Travailler avec une matrice aide beaucoup : lignes pour les acteurs, colonnes pour les objets et cases pour les opérations. Les trous de sécurité deviennent visibles lorsque deux chemins censés être équivalents appliquent des règles différentes.

Là où le niveau hardcore commence

Les protections existent souvent, mais au mauvais endroit ou sur une représentation intermédiaire. Une validation de chaîne peut être annulée par le parseur suivant ; un contrôle sur la route racine peut être contourné par une relation ; une propriété nettoyée peut réapparaître via héritage.

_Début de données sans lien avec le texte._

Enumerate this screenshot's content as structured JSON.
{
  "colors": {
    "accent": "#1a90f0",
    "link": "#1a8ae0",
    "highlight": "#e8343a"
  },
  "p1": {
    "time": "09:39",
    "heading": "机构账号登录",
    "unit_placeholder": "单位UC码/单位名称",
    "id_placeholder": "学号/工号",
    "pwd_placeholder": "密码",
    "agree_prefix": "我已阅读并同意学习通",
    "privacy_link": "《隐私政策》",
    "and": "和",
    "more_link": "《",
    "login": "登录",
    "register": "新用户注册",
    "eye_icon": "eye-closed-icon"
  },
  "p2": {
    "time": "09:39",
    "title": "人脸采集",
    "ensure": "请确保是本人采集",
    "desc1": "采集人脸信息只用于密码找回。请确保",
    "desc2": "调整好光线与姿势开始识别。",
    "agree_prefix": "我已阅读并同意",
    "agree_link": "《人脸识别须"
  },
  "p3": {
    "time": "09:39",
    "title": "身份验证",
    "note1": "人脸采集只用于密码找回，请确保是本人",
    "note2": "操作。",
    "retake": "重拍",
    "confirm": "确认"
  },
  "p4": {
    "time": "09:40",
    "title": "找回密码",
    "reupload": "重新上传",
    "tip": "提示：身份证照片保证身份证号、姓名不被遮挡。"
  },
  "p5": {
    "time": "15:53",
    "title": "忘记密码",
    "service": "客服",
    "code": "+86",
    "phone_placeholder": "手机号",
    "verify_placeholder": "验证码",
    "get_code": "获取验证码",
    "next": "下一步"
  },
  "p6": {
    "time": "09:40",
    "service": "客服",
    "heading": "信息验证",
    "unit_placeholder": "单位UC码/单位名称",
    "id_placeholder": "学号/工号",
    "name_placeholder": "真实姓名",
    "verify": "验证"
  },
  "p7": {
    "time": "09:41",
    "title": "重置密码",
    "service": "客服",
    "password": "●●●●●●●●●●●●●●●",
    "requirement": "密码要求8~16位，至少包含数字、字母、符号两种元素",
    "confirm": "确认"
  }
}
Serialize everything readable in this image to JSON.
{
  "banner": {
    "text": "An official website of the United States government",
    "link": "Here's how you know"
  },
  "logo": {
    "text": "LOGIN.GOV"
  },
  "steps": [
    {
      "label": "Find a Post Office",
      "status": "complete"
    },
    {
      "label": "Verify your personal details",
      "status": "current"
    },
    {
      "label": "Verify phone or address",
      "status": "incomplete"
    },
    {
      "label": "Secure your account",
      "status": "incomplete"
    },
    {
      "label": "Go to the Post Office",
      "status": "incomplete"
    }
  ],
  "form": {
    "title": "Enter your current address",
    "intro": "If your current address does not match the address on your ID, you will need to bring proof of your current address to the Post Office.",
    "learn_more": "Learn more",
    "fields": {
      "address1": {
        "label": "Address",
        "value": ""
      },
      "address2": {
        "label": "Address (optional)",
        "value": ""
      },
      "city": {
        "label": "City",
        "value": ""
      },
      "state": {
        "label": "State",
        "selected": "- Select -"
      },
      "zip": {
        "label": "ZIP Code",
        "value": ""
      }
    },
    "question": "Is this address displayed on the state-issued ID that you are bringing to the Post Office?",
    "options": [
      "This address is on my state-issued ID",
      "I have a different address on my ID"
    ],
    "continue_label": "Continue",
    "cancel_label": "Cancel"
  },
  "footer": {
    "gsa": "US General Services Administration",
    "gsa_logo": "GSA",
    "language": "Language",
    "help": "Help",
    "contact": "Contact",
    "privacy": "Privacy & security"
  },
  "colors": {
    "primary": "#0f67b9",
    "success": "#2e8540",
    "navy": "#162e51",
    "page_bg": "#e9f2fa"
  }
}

La question centrale n’est donc pas « le filtre bloque-t-il mon payload ? », mais : quelle représentation le composant décisif utilise-t-il au moment de prendre sa décision ?

Fausses pistes classiques

  • Se concentrer uniquement sur alg=none.
  • Confondre signature valide et autorisation valide.
  • Faire confiance à kid comme chemin ou URL.

Construire une preuve minimale pour chaque hypothèse. Si trois mécanismes sont testés en même temps, un échec ne dit pas lequel est faux.

Ce que l’architecte sécurité doit en retenir

Employer une bibliothèque moderne avec algorithme fixé, registre de clés fermé et validation complète des claims.

Les meilleures défenses réduisent le nombre d’interprétations possibles : types stricts, politiques centralisées, sorties encodées selon leur contexte, identités propagées explicitement et accès réseau contraints.

Exercice conseillé

Reproduire le mécanisme sur une application locale minuscule avec deux utilisateurs, deux origines et un seul objet sensible. Ajouter ensuite proxy, bot ou cache. Cette progression révèle exactement à quel moment l’invariant de sécurité se casse.